As explained in this question, React batches state update calls within React event handlers.
React currently will batch state updates if they're triggered from within a React-based event, like a button click or input change. It will not batch updates if they're triggered outside of a React event handler, like an async call.
I.e., a setFoo
and setBar
would be fused together when called from a React event handler callback.
I'm dealing with various third party libraries, some of them wrap non-React JS libraries. I'm passing them callbacks, and I'm wondering whether these callbacks fall under the "React event handler" category, i.e., whether state update batching applies for them.

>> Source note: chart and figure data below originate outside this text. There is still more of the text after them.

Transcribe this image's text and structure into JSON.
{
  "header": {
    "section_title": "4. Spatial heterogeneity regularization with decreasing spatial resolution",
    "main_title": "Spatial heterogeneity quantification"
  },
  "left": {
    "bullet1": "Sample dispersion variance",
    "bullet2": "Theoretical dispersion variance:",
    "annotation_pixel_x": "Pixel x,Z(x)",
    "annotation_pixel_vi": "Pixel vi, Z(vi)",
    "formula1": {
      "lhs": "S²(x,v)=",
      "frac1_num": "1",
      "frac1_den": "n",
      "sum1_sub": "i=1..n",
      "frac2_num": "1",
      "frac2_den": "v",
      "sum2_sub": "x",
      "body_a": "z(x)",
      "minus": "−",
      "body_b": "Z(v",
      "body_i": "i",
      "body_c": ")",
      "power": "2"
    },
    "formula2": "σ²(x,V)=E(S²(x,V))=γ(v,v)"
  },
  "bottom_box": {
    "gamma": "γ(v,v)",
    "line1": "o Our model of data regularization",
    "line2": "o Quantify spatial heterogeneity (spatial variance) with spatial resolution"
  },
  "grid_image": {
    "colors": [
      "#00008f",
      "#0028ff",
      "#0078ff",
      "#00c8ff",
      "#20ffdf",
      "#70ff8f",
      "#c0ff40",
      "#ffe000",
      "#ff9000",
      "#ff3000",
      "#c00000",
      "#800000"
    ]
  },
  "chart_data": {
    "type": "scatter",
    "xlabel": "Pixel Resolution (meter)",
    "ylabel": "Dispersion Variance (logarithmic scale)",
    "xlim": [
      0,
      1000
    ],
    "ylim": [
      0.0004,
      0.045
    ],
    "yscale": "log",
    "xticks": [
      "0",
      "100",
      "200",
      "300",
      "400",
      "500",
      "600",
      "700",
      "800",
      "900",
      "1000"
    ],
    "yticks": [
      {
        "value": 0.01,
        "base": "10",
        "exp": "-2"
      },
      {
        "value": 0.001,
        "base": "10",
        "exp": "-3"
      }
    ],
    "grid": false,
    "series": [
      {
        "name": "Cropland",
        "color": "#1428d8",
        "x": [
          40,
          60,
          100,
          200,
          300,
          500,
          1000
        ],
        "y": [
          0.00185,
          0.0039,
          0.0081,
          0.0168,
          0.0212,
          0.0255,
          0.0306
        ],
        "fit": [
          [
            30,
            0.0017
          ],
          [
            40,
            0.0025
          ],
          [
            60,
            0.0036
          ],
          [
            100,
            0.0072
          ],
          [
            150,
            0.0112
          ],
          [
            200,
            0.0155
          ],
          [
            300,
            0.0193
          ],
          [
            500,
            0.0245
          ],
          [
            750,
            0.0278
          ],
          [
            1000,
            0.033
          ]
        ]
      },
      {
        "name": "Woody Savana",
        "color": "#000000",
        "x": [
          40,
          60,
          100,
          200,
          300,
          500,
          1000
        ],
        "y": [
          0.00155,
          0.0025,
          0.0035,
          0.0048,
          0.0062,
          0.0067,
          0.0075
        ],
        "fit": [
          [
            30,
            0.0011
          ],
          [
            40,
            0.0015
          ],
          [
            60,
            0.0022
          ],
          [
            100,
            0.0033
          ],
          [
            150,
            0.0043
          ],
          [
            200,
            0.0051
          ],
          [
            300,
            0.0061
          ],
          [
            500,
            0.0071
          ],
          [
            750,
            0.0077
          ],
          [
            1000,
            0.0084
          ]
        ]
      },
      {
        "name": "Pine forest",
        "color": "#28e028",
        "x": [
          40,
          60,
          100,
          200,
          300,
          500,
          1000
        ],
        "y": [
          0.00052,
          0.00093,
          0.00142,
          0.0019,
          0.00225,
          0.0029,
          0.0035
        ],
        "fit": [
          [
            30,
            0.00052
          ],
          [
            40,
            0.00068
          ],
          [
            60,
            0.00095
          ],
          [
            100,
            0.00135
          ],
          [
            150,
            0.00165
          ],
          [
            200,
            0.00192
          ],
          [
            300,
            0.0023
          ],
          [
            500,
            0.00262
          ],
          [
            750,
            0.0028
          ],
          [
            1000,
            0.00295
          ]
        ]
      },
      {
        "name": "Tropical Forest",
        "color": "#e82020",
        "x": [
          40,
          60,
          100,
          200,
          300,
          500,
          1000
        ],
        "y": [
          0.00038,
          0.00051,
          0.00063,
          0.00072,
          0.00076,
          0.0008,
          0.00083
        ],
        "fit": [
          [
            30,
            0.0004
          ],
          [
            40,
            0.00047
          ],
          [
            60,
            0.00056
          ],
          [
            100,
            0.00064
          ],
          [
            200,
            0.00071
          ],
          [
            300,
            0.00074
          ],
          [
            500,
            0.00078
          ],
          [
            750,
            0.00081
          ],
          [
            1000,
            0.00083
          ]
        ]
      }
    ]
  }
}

Is there a way to manually check if state update are batched, or equivalently, whether some code is executed within a React event handler? I'm thinking about a temporary check like:
let callback = () => {
// fictitious checks
console.log(ReactDOM.checkIfUpdatesAreBatched());
console.log(ReactDOM.checkIfRunningInReactEventHandler());
setFoo("foo");
setBar("bar");
}
Edit: The reason I don't want to know this is to make sure that Foo
and Bar
updates are atomic for consistency reasons. Of course I can fuse the state together, but this has performance issues because a setFooAndBar
triggers too many components to re-render, which of course could be mitigated by further memoizing... If I could prove that setFoo
and setBar
always run with update batching the state separation would be sound.